Harold Lea
Someone with a fetish for high heeled shoes is carving, poisoning, and exploding their way through the beatnik community in Greenwich Village. Super square detective, Walsh (Edward Jamus) and his partner Ed (Hugh Romney) are on the case. What they encounter are batch of drunken drugged up louts and waton women in the underground art scene. The killer keeps striking and stealing shoes while, Walsh keeps stumbling around with a woman named Janet, who must be sensible because she isn’t a real beatnik, just an anthropologist posing as one.
The Fat Black Pussycat lets you know exactly what’s up during its opening moments: a naked woman stumbles down an alley and collapses, as half of her her butt is lovingly framed in the image for the entirety of the opening credits.
Hey, wait a minute, that black pussycat isn't fat at all... |
The Fat Black Pussycat soon settles into its groove: Detective Walsh runs into increasingly odd beatnik after beatnik. It rarely amounts to more than some light comedy and exploitative moments of, ‘look how disgusting and dumb these arts slobs are.’ The whole thing feels like a Dragnet episode, albeit with a slightly less straight-laced lead and some excessively violent murders.

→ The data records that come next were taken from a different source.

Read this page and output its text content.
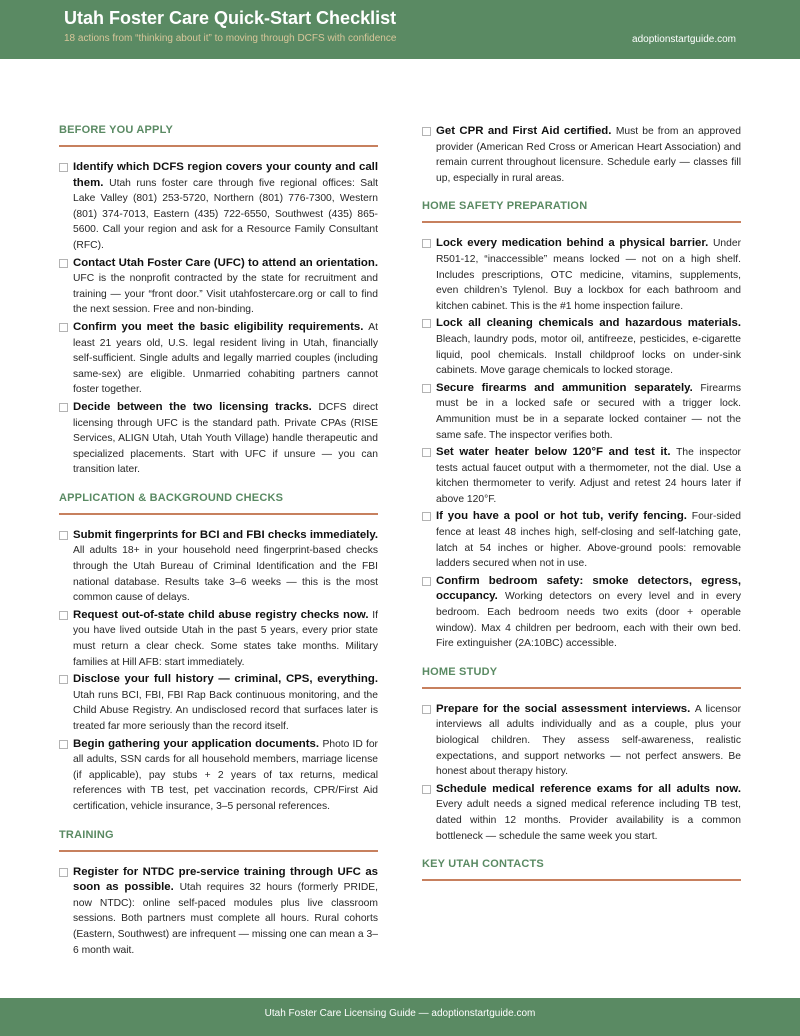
Utah Foster Care Quick-Start Checklist
18 actions from “thinking about it” to moving through DCFS with confidence	adoptionstartguide.com
BEFORE YOU APPLY
Identify which DCFS region covers your county and call them. Utah runs foster care through five regional offices: Salt Lake Valley (801) 253-5720, Northern (801) 776-7300, Western (801) 374-7013, Eastern (435) 722-6550, Southwest (435) 865-5600. Call your region and ask for a Resource Family Consultant (RFC).
Contact Utah Foster Care (UFC) to attend an orientation. UFC is the nonprofit contracted by the state for recruitment and training — your “front door.” Visit utahfostercare.org or call to find the next session. Free and non-binding.
Confirm you meet the basic eligibility requirements. At least 21 years old, U.S. legal resident living in Utah, financially self-sufficient. Single adults and legally married couples (including same-sex) are eligible. Unmarried cohabiting partners cannot foster together.
Decide between the two licensing tracks. DCFS direct licensing through UFC is the standard path. Private CPAs (RISE Services, ALIGN Utah, Utah Youth Village) handle therapeutic and specialized placements. Start with UFC if unsure — you can transition later.
APPLICATION & BACKGROUND CHECKS
Submit fingerprints for BCI and FBI checks immediately. All adults 18+ in your household need fingerprint-based checks through the Utah Bureau of Criminal Identification and the FBI national database. Results take 3–6 weeks — this is the most common cause of delays.
Request out-of-state child abuse registry checks now. If you have lived outside Utah in the past 5 years, every prior state must return a clear check. Some states take months. Military families at Hill AFB: start immediately.
Disclose your full history — criminal, CPS, everything. Utah runs BCI, FBI, FBI Rap Back continuous monitoring, and the Child Abuse Registry. An undisclosed record that surfaces later is treated far more seriously than the record itself.
Begin gathering your application documents. Photo ID for all adults, SSN cards for all household members, marriage license (if applicable), pay stubs + 2 years of tax returns, medical references with TB test, pet vaccination records, CPR/First Aid certification, vehicle insurance, 3–5 personal references.
TRAINING
Register for NTDC pre-service training through UFC as soon as possible. Utah requires 32 hours (formerly PRIDE, now NTDC): online self-paced modules plus live classroom sessions. Both partners must complete all hours. Rural cohorts (Eastern, Southwest) are infrequent — missing one can mean a 3–6 month wait.
Get CPR and First Aid certified. Must be from an approved provider (American Red Cross or American Heart Association) and remain current throughout licensure. Schedule early — classes fill up, especially in rural areas.
HOME SAFETY PREPARATION
Lock every medication behind a physical barrier. Under R501-12, “inaccessible” means locked — not on a high shelf. Includes prescriptions, OTC medicine, vitamins, supplements, even children’s Tylenol. Buy a lockbox for each bathroom and kitchen cabinet. This is the #1 home inspection failure.
Lock all cleaning chemicals and hazardous materials. Bleach, laundry pods, motor oil, antifreeze, pesticides, e-cigarette liquid, pool chemicals. Install childproof locks on under-sink cabinets. Move garage chemicals to locked storage.
Secure firearms and ammunition separately. Firearms must be in a locked safe or secured with a trigger lock. Ammunition must be in a separate locked container — not the same safe. The inspector verifies both.
Set water heater below 120°F and test it. The inspector tests actual faucet output with a thermometer, not the dial. Use a kitchen thermometer to verify. Adjust and retest 24 hours later if above 120°F.
If you have a pool or hot tub, verify fencing. Four-sided fence at least 48 inches high, self-closing and self-latching gate, latch at 54 inches or higher. Above-ground pools: removable ladders secured when not in use.
Confirm bedroom safety: smoke detectors, egress, occupancy. Working detectors on every level and in every bedroom. Each bedroom needs two exits (door + operable window). Max 4 children per bedroom, each with their own bed. Fire extinguisher (2A:10BC) accessible.
HOME STUDY
Prepare for the social assessment interviews. A licensor interviews all adults individually and as a couple, plus your biological children. They assess self-awareness, realistic expectations, and support networks — not perfect answers. Be honest about therapy history.
Schedule medical reference exams for all adults now. Every adult needs a signed medical reference including TB test, dated within 12 months. Provider availability is a common bottleneck — schedule the same week you start.
KEY UTAH CONTACTS
Utah Foster Care Licensing Guide — adoptionstartguide.com
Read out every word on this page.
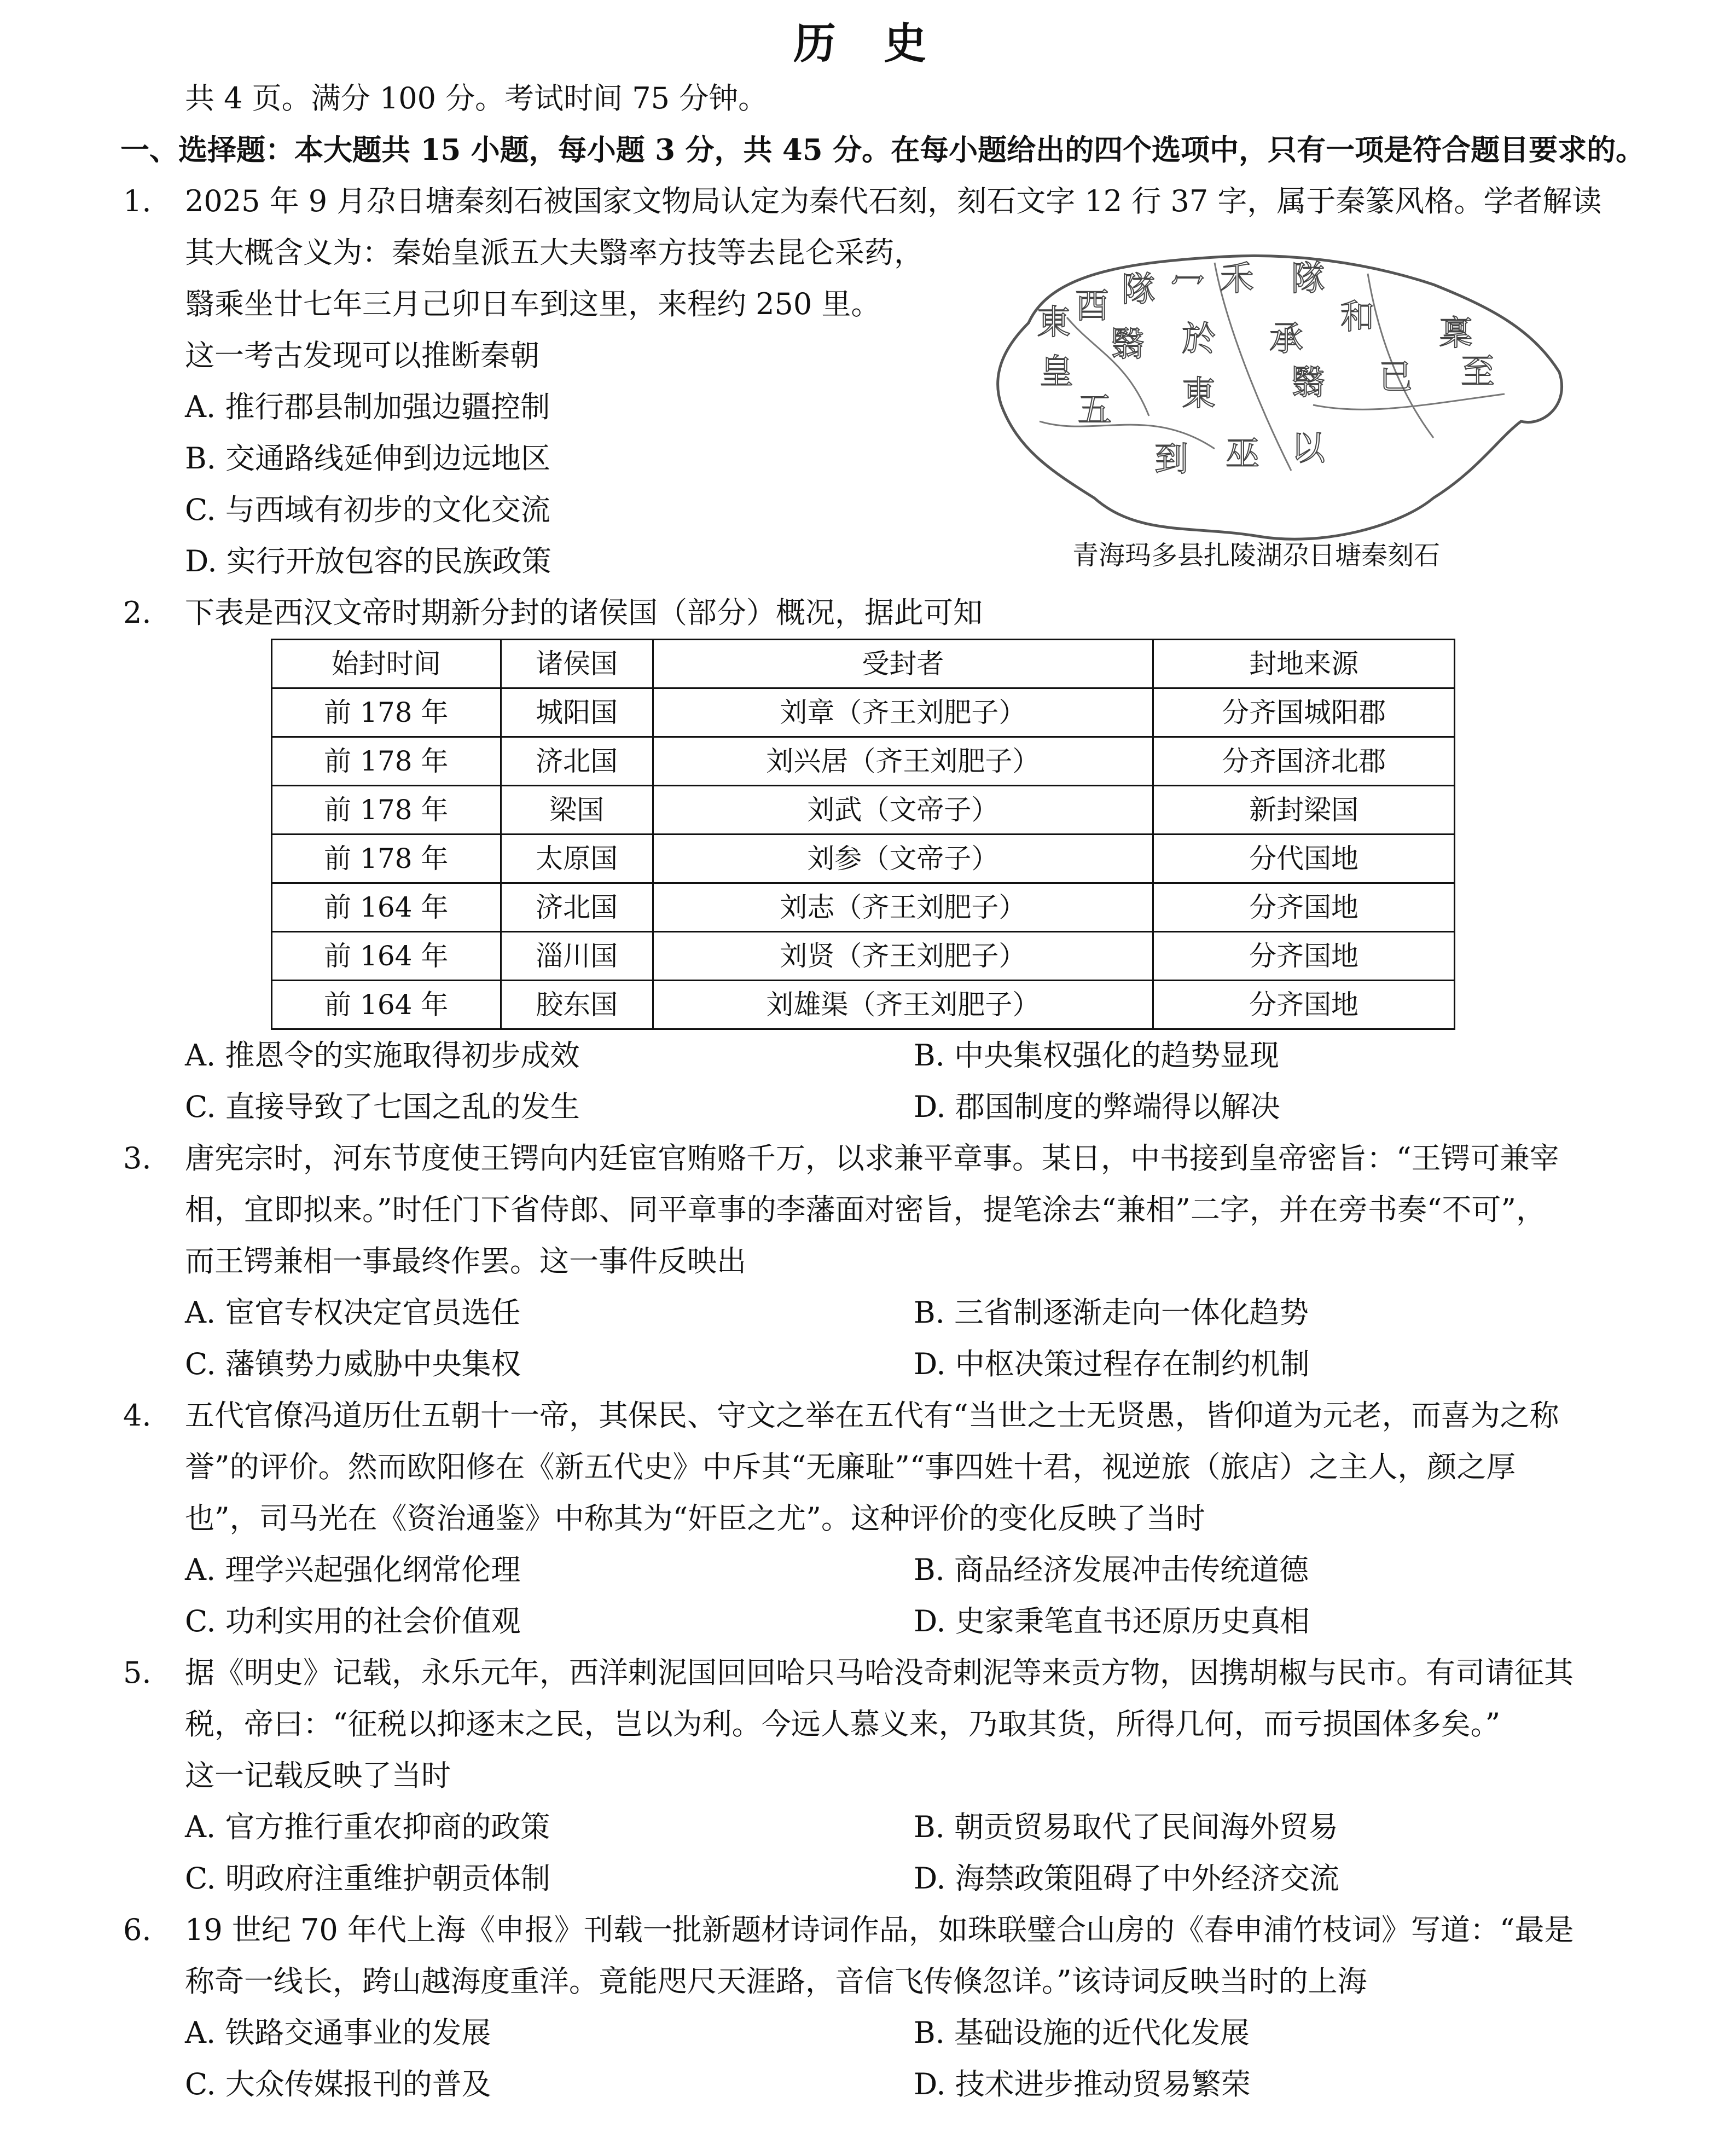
历 史
東 酉 隊 冖 禾 隊
皇
翳 於 承
和 稟
五 東 翳 已 至
到 巫 以
青海玛多县扎陵湖尕日塘秦刻石
共 4 页。满分 100 分。考试时间 75 分钟。
一、选择题：本大题共 15 小题，每小题 3 分，共 45 分。在每小题给出的四个选项中，只有一项是符合题目要求的。
1. 2025 年 9 月尕日塘秦刻石被国家文物局认定为秦代石刻，刻石文字 12 行 37 字，属于秦篆风格。学者解读
其大概含义为：秦始皇派五大夫翳率方技等去昆仑采药，
翳乘坐廿七年三月己卯日车到这里，来程约 250 里。
这一考古发现可以推断秦朝
A. 推行郡县制加强边疆控制
B. 交通路线延伸到边远地区
C. 与西域有初步的文化交流
D. 实行开放包容的民族政策
2. 下表是西汉文帝时期新分封的诸侯国（部分）概况，据此可知
始封时间	诸侯国	受封者	封地来源
前 178 年	城阳国	刘章（齐王刘肥子）	分齐国城阳郡
前 178 年	济北国	刘兴居（齐王刘肥子）	分齐国济北郡
前 178 年	梁国	刘武（文帝子）	新封梁国
前 178 年	太原国	刘参（文帝子）	分代国地
前 164 年	济北国	刘志（齐王刘肥子）	分齐国地
前 164 年	淄川国	刘贤（齐王刘肥子）	分齐国地
前 164 年	胶东国	刘雄渠（齐王刘肥子）	分齐国地
A. 推恩令的实施取得初步成效	B. 中央集权强化的趋势显现
C. 直接导致了七国之乱的发生	D. 郡国制度的弊端得以解决
3. 唐宪宗时，河东节度使王锷向内廷宦官贿赂千万，以求兼平章事。某日，中书接到皇帝密旨：“王锷可兼宰
相，宜即拟来。”时任门下省侍郎、同平章事的李藩面对密旨，提笔涂去“兼相”二字，并在旁书奏“不可”，
而王锷兼相一事最终作罢。这一事件反映出
A. 宦官专权决定官员选任	B. 三省制逐渐走向一体化趋势
C. 藩镇势力威胁中央集权	D. 中枢决策过程存在制约机制
4. 五代官僚冯道历仕五朝十一帝，其保民、守文之举在五代有“当世之士无贤愚，皆仰道为元老，而喜为之称
誉”的评价。然而欧阳修在《新五代史》中斥其“无廉耻”“事四姓十君，视逆旅（旅店）之主人，颜之厚
也”，司马光在《资治通鉴》中称其为“奸臣之尤”。这种评价的变化反映了当时
A. 理学兴起强化纲常伦理	B. 商品经济发展冲击传统道德
C. 功利实用的社会价值观	D. 史家秉笔直书还原历史真相
5. 据《明史》记载，永乐元年，西洋剌泥国回回哈只马哈没奇剌泥等来贡方物，因携胡椒与民市。有司请征其
税，帝曰：“征税以抑逐末之民，岂以为利。今远人慕义来，乃取其货，所得几何，而亏损国体多矣。”
这一记载反映了当时
A. 官方推行重农抑商的政策	B. 朝贡贸易取代了民间海外贸易
C. 明政府注重维护朝贡体制	D. 海禁政策阻碍了中外经济交流
6. 19 世纪 70 年代上海《申报》刊载一批新题材诗词作品，如珠联璧合山房的《春申浦竹枝词》写道：“最是
称奇一线长，跨山越海度重洋。竟能咫尺天涯路，音信飞传倏忽详。”该诗词反映当时的上海
A. 铁路交通事业的发展	B. 基础设施的近代化发展
C. 大众传媒报刊的普及	D. 技术进步推动贸易繁荣
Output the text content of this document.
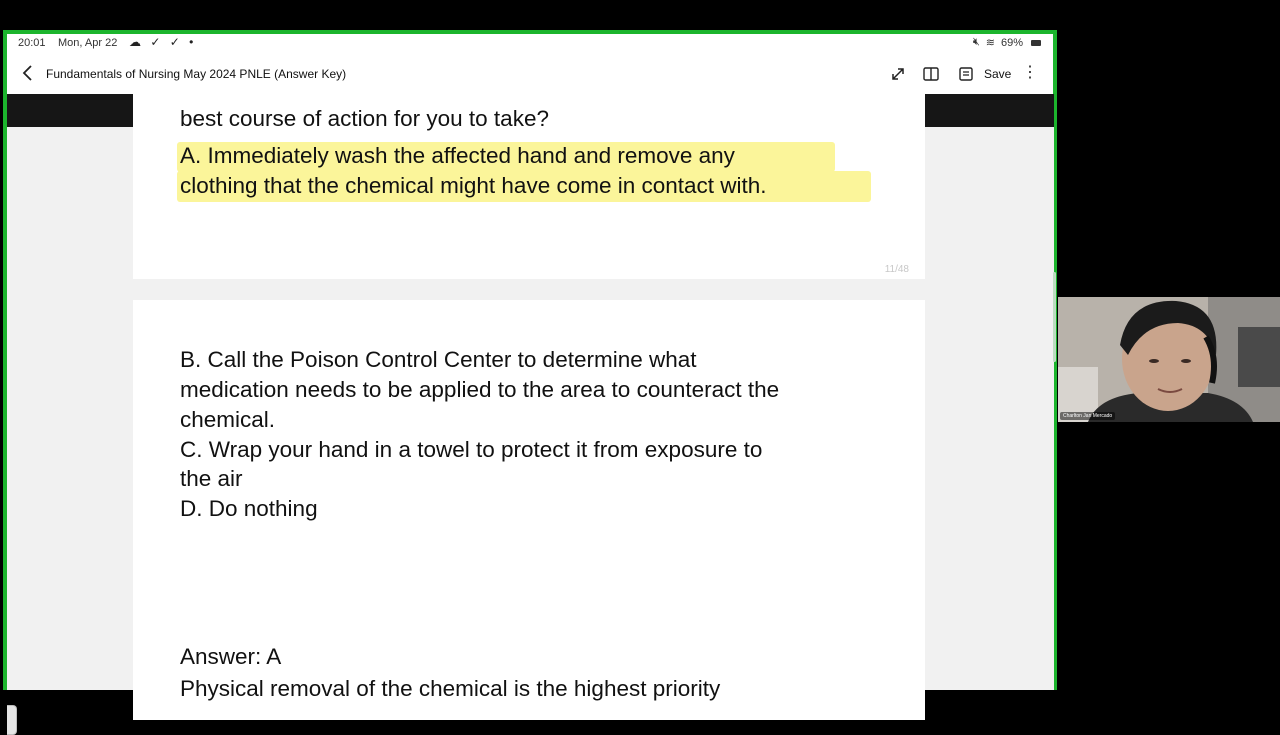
20:01 Mon, Apr 22 ☁ ✓ ✓ •	🔇︎ ≋ 69%
Fundamentals of Nursing May 2024 PNLE (Answer Key)	Save ⋮
best course of action for you to take?
A. Immediately wash the affected hand and remove any
clothing that the chemical might have come in contact with.
11/48
B. Call the Poison Control Center to determine what
medication needs to be applied to the area to counteract the
chemical.
C. Wrap your hand in a towel to protect it from exposure to
the air
D. Do nothing
Answer: A
Physical removal of the chemical is the highest priority
Charlton Jan Mercado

The end manages to conflate homosexuality, bisexuality, fetishism, and schizophrenia in an outstanding moment of wrongheadedness. There is also some supreme nonsense about cats having ESP and being attracted to murder scenes. It would almost feel out of place if the film was a more coherent whole.
Even though the film holds counterculture in contempt, the locations do provide an interesting snapshot of Greenwich Village in 1963. As a proto-slasher film, I think works reasonably well. The attacks are surprisingly graphic (thanks to some later filmed inserts). We even get an early POV shot from a heavy breathing killer, something that would become something of a slasher staple in later years. I suspect the psycho-sexual babble is cribbed from Psycho (1960) and is completely (perhaps deliberately) misunderstood.
Surprisingly, and with no small thanks to Something Weird’s restoration, The Fat Black Pussycat looks and sounds great. The score consists of groovy jazz that adds an air of energy and just enough sleaze to keeps things interesting without dominating every moment. The cinematography is filled with some lovely looking high contrast black and white images that elevate the film from the micro-budgeted wreck that it really is. The real magic of the production comes alive while watching the deleted scenes and the alternate ending. It’s here it becomes evident that the final product was stitched together with extra scenes of talking and blood, and it’s minor miracle that the whole thing is coherent at all.
Ah, you opened with the Lew Welch gambit, a classic. |
The Fat Black Pussycat is sleazy and exploitative in just the right way. When it entertains it does so in an engagingly gross way, when all else fails it throws out some random bit of weirdness that manages to confound long enough for the film to move on to the next scene.